A Different Beast, more "MS" than "EMS". A Typical Transport:
Receive a page from dispatch: Pickup time is 45 minutes from now, at X facility going to Y facility, Joe Patient, c/c chest pain, weight 200#. Yawn - it takes 15 minutes to get to X facility, giving one 30 minutes to...
Arrive at facility, get detailed history and report from a nurse, who also by the way hands over a thick package with blood analyses, urinalysis results, toxicology reports, CT, MRI, X-Rays, several comparative 12-leads, retinal scans, three full sets of vital signs and the script for the upcoming episode of House.
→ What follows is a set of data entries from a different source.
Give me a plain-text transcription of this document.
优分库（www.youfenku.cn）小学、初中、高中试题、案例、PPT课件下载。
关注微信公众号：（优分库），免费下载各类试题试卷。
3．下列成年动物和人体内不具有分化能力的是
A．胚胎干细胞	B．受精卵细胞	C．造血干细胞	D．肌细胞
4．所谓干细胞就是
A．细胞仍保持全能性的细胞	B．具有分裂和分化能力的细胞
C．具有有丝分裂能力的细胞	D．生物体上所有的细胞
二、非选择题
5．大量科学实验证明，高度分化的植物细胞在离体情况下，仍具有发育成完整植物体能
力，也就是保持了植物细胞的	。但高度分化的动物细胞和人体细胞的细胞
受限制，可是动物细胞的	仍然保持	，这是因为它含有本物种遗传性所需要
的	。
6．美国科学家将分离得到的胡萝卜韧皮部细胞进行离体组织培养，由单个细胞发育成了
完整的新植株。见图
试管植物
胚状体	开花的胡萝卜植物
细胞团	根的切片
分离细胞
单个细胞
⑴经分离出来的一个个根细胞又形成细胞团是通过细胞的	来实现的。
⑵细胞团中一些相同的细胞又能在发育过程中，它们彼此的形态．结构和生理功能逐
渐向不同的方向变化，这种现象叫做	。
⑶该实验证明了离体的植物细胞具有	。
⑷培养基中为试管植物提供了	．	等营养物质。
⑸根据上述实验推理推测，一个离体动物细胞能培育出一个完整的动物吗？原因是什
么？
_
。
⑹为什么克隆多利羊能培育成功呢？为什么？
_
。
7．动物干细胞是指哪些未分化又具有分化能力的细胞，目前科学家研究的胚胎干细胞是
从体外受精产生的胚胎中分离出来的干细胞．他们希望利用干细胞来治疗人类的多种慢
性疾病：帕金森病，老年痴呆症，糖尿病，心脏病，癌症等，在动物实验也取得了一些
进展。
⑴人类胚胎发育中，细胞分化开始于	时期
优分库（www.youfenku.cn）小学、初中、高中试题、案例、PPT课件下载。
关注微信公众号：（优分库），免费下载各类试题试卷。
The patient has two or more patent IVs already started, fluids running (if indicated) and at least two rounds of stabilizing medications on board.
Compare and contrast to the usual 911 call of "situation unknown" and a "likely" address. Arrive, assess, treat and go!
Man, did DTs have a bad case of "the slows" on his first few calls! Shaming, it was, and a fine indicator that once the P test is done, it's back into the 911 system for me.
I wonder if I can get my armor shiny enough to join the... wishful thinking!